Entre carros, motos, volquetas y buses acelerados avanzamos por la 76 con 33. Lola habla de los libros de Agatha Christie y de Álvaro Salom Becerra, del microsueño y los accidentes de carretera. De uno de sus hermanos, Fernando, a quien una moto atropelló y mató a comienzos del año. De la primera carrera que hizo en el taxi, cuando llevó a sus amigas al Cementerio Campos de Paz. Regresa a los días en que lidiaba con el alzhéimer de su madre. Canta: “Voy a perder la cabeza por tu amor”. Y, de pronto, una cuadra antes de llegar a su casa, después de pasar el segundo parque de Laureles, al dar la vuelta en la glorieta, otro taxi nos revienta los oídos: ¡Piiiiiiiiiiiiiiiiiiiiiiiiiiiiiiiii! Y Lola, sin pensarlo, le responde a su colega: ¡Piiiiiiiiiiiiiiiiiiiii!
—Maricón —masculla—. Todavía ve que voy a dar la vuelta y se iba a meter a cerrarme. Yo compro la pelea, mija.
—¿Hasta cuándo todo este trajín?
—Tres años más, no sé. Si por la edad no me dan el pase, lo chiveo por ahí, porque yo tengo ganas de seguir.
—¿Qué es lo que le gusta tanto?
—La calle, pero la calle con plata, querida.
En la puerta de la casa, Virginia espera a su madre acompañada de sus dos hijas: Sarita, de nueve años, y María del Mar, de uno. Antes de bajarse del carro, Lola confiesa que, aunque quiere mucho a sus nietas, no las atiende tanto como quisiera su hija.
—Pero vos no le vayás a decir eso a Virginia.
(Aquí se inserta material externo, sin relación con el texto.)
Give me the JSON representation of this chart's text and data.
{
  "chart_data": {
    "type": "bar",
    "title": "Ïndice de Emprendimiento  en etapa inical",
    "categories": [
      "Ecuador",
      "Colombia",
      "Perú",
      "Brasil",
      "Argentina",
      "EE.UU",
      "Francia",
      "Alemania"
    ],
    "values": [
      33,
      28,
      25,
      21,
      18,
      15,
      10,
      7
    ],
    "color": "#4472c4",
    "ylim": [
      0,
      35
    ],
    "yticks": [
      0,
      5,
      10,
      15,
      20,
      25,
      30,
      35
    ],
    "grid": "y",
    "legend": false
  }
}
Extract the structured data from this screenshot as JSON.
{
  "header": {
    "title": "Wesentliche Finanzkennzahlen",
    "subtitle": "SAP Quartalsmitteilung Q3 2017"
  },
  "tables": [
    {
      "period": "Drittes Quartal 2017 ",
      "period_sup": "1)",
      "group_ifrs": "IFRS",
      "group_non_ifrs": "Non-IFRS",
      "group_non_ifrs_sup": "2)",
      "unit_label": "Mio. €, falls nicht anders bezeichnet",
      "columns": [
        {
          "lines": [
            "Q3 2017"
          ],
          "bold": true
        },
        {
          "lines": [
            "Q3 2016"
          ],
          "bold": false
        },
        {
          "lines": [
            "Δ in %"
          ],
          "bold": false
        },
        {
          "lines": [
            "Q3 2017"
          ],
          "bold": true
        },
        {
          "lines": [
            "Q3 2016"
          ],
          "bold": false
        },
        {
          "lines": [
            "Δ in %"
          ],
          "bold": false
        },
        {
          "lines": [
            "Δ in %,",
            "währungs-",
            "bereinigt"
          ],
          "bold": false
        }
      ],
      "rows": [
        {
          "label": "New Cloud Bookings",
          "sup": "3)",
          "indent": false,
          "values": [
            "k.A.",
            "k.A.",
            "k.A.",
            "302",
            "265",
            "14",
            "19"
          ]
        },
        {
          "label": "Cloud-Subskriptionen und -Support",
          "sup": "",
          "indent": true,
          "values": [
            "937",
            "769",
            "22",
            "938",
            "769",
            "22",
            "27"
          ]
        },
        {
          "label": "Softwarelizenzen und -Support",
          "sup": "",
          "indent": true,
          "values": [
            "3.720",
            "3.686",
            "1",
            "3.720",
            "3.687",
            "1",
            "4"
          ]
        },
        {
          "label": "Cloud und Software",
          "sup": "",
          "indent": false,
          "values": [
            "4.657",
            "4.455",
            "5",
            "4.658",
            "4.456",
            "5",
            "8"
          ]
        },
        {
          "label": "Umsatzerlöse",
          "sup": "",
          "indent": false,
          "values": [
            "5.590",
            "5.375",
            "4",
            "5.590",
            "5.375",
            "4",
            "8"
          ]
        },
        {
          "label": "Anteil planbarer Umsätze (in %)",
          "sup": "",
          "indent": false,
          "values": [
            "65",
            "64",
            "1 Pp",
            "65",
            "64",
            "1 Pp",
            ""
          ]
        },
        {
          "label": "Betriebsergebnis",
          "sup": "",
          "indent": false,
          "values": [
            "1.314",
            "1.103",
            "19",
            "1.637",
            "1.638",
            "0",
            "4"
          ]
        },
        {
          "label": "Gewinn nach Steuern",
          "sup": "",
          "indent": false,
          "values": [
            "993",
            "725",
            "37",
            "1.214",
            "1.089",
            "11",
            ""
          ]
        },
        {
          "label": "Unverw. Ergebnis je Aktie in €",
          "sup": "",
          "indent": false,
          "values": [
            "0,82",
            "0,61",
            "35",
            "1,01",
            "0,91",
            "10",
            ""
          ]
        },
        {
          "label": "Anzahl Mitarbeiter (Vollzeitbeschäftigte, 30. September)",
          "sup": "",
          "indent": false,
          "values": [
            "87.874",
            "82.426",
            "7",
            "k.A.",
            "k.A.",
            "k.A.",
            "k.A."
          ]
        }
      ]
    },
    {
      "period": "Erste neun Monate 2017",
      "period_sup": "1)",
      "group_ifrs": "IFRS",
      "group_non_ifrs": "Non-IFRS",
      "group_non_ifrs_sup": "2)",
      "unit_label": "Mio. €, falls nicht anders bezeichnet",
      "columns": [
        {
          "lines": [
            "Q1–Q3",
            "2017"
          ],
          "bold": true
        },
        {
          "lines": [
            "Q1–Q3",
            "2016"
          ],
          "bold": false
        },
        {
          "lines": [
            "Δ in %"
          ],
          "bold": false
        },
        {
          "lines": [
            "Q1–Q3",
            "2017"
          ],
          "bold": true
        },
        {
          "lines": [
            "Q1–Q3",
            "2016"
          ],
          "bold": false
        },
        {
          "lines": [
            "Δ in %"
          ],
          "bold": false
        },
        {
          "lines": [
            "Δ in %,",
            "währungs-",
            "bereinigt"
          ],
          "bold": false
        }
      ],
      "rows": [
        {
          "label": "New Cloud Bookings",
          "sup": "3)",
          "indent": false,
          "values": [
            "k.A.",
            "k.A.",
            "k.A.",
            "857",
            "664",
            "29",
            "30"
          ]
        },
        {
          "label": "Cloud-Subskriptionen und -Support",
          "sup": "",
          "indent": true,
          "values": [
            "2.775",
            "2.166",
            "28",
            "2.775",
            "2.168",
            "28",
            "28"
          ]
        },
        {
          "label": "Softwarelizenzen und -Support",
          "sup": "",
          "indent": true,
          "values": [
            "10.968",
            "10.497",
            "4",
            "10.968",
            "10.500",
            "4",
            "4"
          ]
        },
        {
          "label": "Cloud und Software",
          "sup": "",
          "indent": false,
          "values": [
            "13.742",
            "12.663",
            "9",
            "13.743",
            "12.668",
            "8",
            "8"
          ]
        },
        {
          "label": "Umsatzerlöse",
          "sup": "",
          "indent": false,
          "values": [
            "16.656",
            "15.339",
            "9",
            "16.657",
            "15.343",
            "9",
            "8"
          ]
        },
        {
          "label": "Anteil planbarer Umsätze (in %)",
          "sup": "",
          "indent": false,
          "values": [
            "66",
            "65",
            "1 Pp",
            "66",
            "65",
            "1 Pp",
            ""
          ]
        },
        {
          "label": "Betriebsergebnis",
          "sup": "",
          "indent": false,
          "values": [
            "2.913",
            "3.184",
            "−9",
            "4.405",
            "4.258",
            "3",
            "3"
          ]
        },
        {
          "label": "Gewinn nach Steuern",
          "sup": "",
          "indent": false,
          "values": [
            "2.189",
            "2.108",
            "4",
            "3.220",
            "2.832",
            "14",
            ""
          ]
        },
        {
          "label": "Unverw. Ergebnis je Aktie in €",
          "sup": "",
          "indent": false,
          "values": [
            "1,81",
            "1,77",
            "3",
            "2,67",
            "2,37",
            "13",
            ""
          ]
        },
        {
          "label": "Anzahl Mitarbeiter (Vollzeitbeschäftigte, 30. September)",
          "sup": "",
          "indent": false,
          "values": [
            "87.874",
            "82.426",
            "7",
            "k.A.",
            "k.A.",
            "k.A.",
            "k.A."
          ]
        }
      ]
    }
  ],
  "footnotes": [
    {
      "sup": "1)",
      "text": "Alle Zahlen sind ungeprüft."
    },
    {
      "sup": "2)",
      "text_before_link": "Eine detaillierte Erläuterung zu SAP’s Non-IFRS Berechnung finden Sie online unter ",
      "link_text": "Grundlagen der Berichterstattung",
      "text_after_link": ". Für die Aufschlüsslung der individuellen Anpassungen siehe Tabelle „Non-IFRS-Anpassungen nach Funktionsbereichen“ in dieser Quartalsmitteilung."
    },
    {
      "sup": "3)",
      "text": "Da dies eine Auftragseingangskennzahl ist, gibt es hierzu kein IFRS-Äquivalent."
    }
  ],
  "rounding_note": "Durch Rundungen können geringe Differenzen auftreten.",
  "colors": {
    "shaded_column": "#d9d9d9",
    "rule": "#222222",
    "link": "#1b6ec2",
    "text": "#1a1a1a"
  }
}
Vení, entrá.
La casona tiene dos pisos y en el primero viven Lola, su hija, sus nietas, su yerno y un hermano. En la sala hay apenas un par de sillones y una mesa, nada de adornos de cristal, pues María del Mar está en la etapa de romperlo todo. Destroyer, la llaman.
—Esta tarde, un muchacho me preguntó que si mi mamá era la del 630 y que por qué no se quedaba en la casa —dice Virginia—. Y yo le respondí: es que a ella no le gusta la casa, le fascina es la calle, su trabajo. No descansa nada, los domingos porque yo le digo que no, que la familia dónde queda, que el día que yo me muera qué…
—Pero es que la ley natural de la vida es que usted me entierre a mí —dice Lola.
—La vida da tantas vueltas.
—A mí me gustaría que fuera al revés: que mi mamá me entierre a mí —anota Sarita.
Mientras las mujeres hablan, María del Mar no despega la mirada un par de platos y un vaso que hay en la mesa.
—Yo le he dicho: mami, no más, pero ella no me hace caso. Que hasta que dios le dé vida, me dice, y yo: no, uno de ochenta años no puede estar por ahí manejando…
Lola agacha, por primera vez, la mirada durante este viaje y solloza:
—Ya se me está acortando la edad, parece.
Cambia entonces de tema y le comenta a Virginia del incidente a la vuelta de la casa:
—Esta chica ya sabe: yo compro pelea.
Las risas retumban en la casa vieja. Más tarde Lola visitará a aquella prima que lleva días agonizando en el hospital. Al día siguiente, después de mucho tiempo, descansará un miércoles.